MOAB, Utah– It’s said that history is all around us, and evidence of that was made plainly visible at the Moab Uranium Mill Tailings Remedial Action (UMTRA) Project this summer when the project collaborated with a local nonprofit to commemorate the historic Old Spanish Trail.
The Canyonlands Back Country Horsemen had approached DOE with a desire to memorialize the Old Spanish Trail in Moab, part of the National Historic Trails system. Since the original trail crosses a portion of land owned by the Department, a legal agreement was finalized this spring allowing the group to access the property, which is offsite from the Moab UMTRA Project.
The monuments that the group employed to commemorate the trail are sculptures referred to as “silhouettes” cut from heavy grade metal, and measuring approximately 6-7 feet high and 4-5 feet long. Two of the four silhouettes are cutouts of mules with packs on their backs, while the other two depict individuals riding horses.
The silhouette designs were chosen to accurately represent the travelers along the Old Spanish Trail, which because of its terrain only allowed for pack animals like horses, mules and donkeys. Wagons were unable to get through the deep canyons, steep hills, rivers, and rocky, sandy land that made up this trail system.
Memorializing this portion of the Old Spanish Trail was especially important to the Canyonlands Back Country Horsemen.

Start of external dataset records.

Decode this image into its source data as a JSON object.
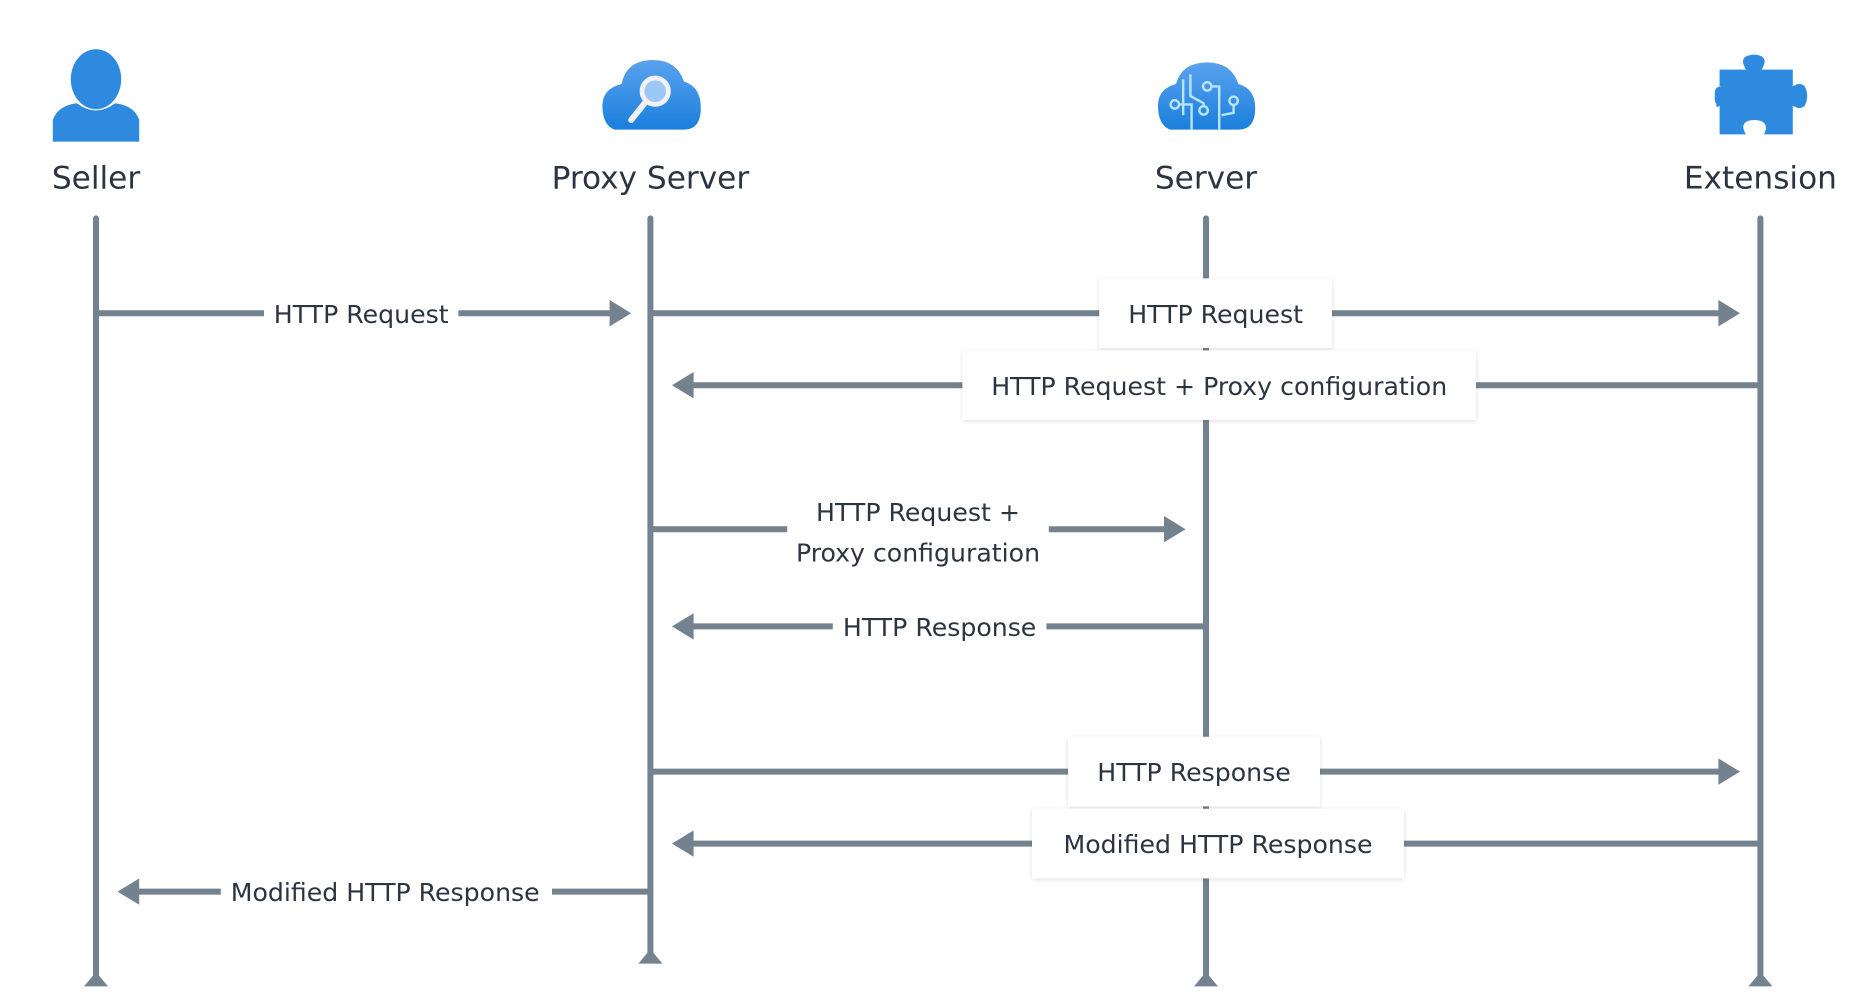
{
  "actors": [
    {
      "name": "Seller",
      "icon": "user-icon"
    },
    {
      "name": "Proxy Server",
      "icon": "cloud-search-icon"
    },
    {
      "name": "Server",
      "icon": "cloud-circuit-icon"
    },
    {
      "name": "Extension",
      "icon": "puzzle-piece-icon"
    }
  ],
  "messages": [
    {
      "from": "Seller",
      "to": "Proxy Server",
      "label": "HTTP Request"
    },
    {
      "from": "Proxy Server",
      "to": "Extension",
      "label": "HTTP Request"
    },
    {
      "from": "Extension",
      "to": "Proxy Server",
      "label": "HTTP Request + Proxy configuration"
    },
    {
      "from": "Proxy Server",
      "to": "Server",
      "label_line1": "HTTP Request +",
      "label_line2": "Proxy configuration"
    },
    {
      "from": "Server",
      "to": "Proxy Server",
      "label": "HTTP Response"
    },
    {
      "from": "Proxy Server",
      "to": "Extension",
      "label": "HTTP Response"
    },
    {
      "from": "Extension",
      "to": "Proxy Server",
      "label": "Modified HTTP Response"
    },
    {
      "from": "Proxy Server",
      "to": "Seller",
      "label": "Modified HTTP Response"
    }
  ],
  "colors": {
    "icon": "#2e8ade",
    "line": "#74828f",
    "text": "#2b3440"
  }
}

Director Steven Schultz said the Moab stretch of the trail was vital to travelers because it allowed them to cross the Colorado River more easily. Cliffs border the river for hundreds of miles in either direction, so the Moab location provided weary travelers a respite because they could cross on foot.
“Moab was essentially created because of this trail, and it is now a town full of trails,” Schultz said. A current count estimates that there are at least 277 Moab trails. The creation of the Old Spanish Trail helped launch the area into the 20th century, which now is home to the renowned Arches National Park.